Уллу, а как ты отличаешь нахождение в присутствии от иллюзии нахождения в присутствии?  :Confused:

----------


## Спокойный

> Спокойный, человек думает, что он обретет постоянное счастье купив хороший дом, женившись, нарожав детей, положив в банк надежную большую сумму денег, но это не так, даже если он думает что его счастье постоянно оно все равно непостоянно, даже для этого человека.

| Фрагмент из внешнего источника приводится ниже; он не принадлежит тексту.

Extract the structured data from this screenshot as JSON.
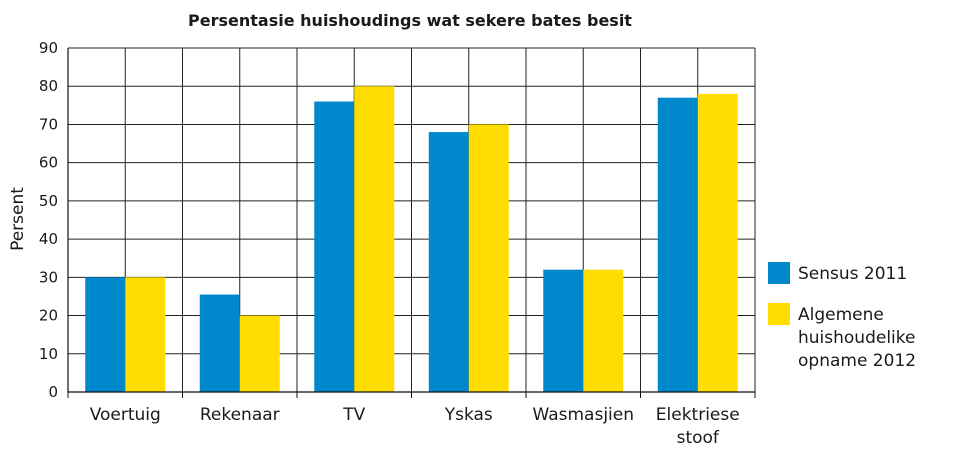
{
  "chart_data": {
    "type": "bar",
    "title": "Persentasie huishoudings wat sekere bates besit",
    "ylabel": "Persent",
    "xlabel": "",
    "ylim": [
      0,
      90
    ],
    "yticks": [
      0,
      10,
      20,
      30,
      40,
      50,
      60,
      70,
      80,
      90
    ],
    "grid": true,
    "legend_position": "right",
    "categories": [
      [
        "Voertuig"
      ],
      [
        "Rekenaar"
      ],
      [
        "TV"
      ],
      [
        "Yskas"
      ],
      [
        "Wasmasjien"
      ],
      [
        "Elektriese",
        "stoof"
      ]
    ],
    "series": [
      {
        "name": "Sensus 2011",
        "legend_lines": [
          "Sensus 2011"
        ],
        "color": "#0088cc",
        "values": [
          30,
          25.5,
          76,
          68,
          32,
          77
        ]
      },
      {
        "name": "Algemene huishoudelike opname 2012",
        "legend_lines": [
          "Algemene",
          "huishoudelike",
          "opname 2012"
        ],
        "color": "#ffdd00",
        "values": [
          30,
          20,
          80,
          70,
          32,
          78
        ]
      }
    ]
  }
}
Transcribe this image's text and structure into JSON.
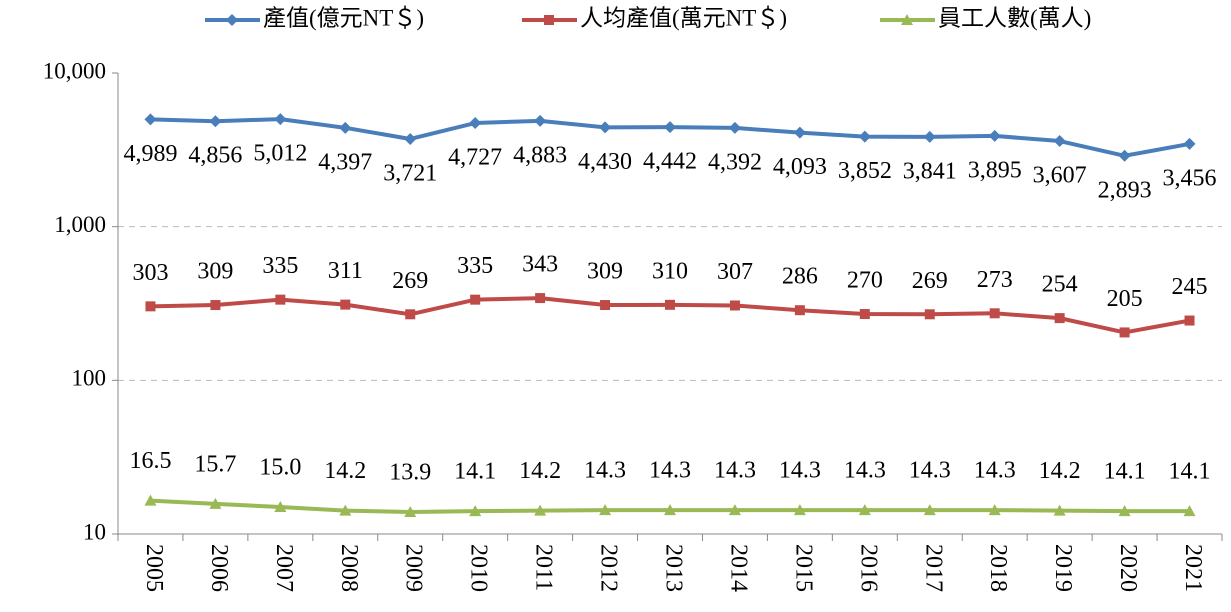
{
  "chart_data": {
    "type": "line",
    "log_scale": true,
    "grid": true,
    "legend": "top",
    "categories": [
      "2005",
      "2006",
      "2007",
      "2008",
      "2009",
      "2010",
      "2011",
      "2012",
      "2013",
      "2014",
      "2015",
      "2016",
      "2017",
      "2018",
      "2019",
      "2020",
      "2021"
    ],
    "ylim": [
      10,
      10000
    ],
    "yticks": [
      10,
      100,
      {
        "value": 1000,
        "label": "1,000"
      },
      {
        "value": 10000,
        "label": "10,000"
      }
    ],
    "series": [
      {
        "name": "產值(億元NT＄)",
        "color": "#4a7ebb",
        "marker": "diamond",
        "values": [
          4989,
          4856,
          5012,
          4397,
          3721,
          4727,
          4883,
          4430,
          4442,
          4392,
          4093,
          3852,
          3841,
          3895,
          3607,
          2893,
          3456
        ],
        "value_labels": [
          "4,989",
          "4,856",
          "5,012",
          "4,397",
          "3,721",
          "4,727",
          "4,883",
          "4,430",
          "4,442",
          "4,392",
          "4,093",
          "3,852",
          "3,841",
          "3,895",
          "3,607",
          "2,893",
          "3,456"
        ]
      },
      {
        "name": "人均產值(萬元NT＄)",
        "color": "#be4b48",
        "marker": "square",
        "values": [
          303,
          309,
          335,
          311,
          269,
          335,
          343,
          309,
          310,
          307,
          286,
          270,
          269,
          273,
          254,
          205,
          245
        ]
      },
      {
        "name": "員工人數(萬人)",
        "color": "#98b954",
        "marker": "triangle",
        "values": [
          16.5,
          15.7,
          15.0,
          14.2,
          13.9,
          14.1,
          14.2,
          14.3,
          14.3,
          14.3,
          14.3,
          14.3,
          14.3,
          14.3,
          14.2,
          14.1,
          14.1
        ],
        "value_labels": [
          "16.5",
          "15.7",
          "15.0",
          "14.2",
          "13.9",
          "14.1",
          "14.2",
          "14.3",
          "14.3",
          "14.3",
          "14.3",
          "14.3",
          "14.3",
          "14.3",
          "14.2",
          "14.1",
          "14.1"
        ]
      }
    ]
  }
}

Это ты думаешь, что некий абстрактный человек так думает.
А нормальные обычные живые люди вообще-то понимают, что они смертны и что в нашей стране зарекаться ни от чего нельзя.
И не вижу ничего плохого в том, чтобы купить хороший дом, жениться, нарожать детей, и, самое главное, иметь при этом в банке надёжную большую сумму денег.  :Big Grin: 
Начинаешь думать о непостоянстве когда этого всего нет.  :Big Grin:  

Улла, зачем тебе думать о том, что там себе кто-то думает о своём счастье, да ещё и говорить, что он заблуждается? Не проще ли о своём счастье подумать?  :Smilie:

----------


## Спокойный

Оттого что:



> Ни одно явление в этом мире не обладает самостоятельным существованием.  Ни одно учение не обладает независимым свойством освобождать или уводить от освобождения. Ни одно явление не может быть плохо или хорошо. Все они взаимозависимы.


что в лично твоей жизни меняется?




> Уход в представления это не плохо, если при этом уходе сохраняется присутствие.


"Присутствие" может оказаться представлением присутствия.  :Smilie: 
А если не думать о присутствии, ты куда-то деваешься от этого? Что меняется? Какая разница?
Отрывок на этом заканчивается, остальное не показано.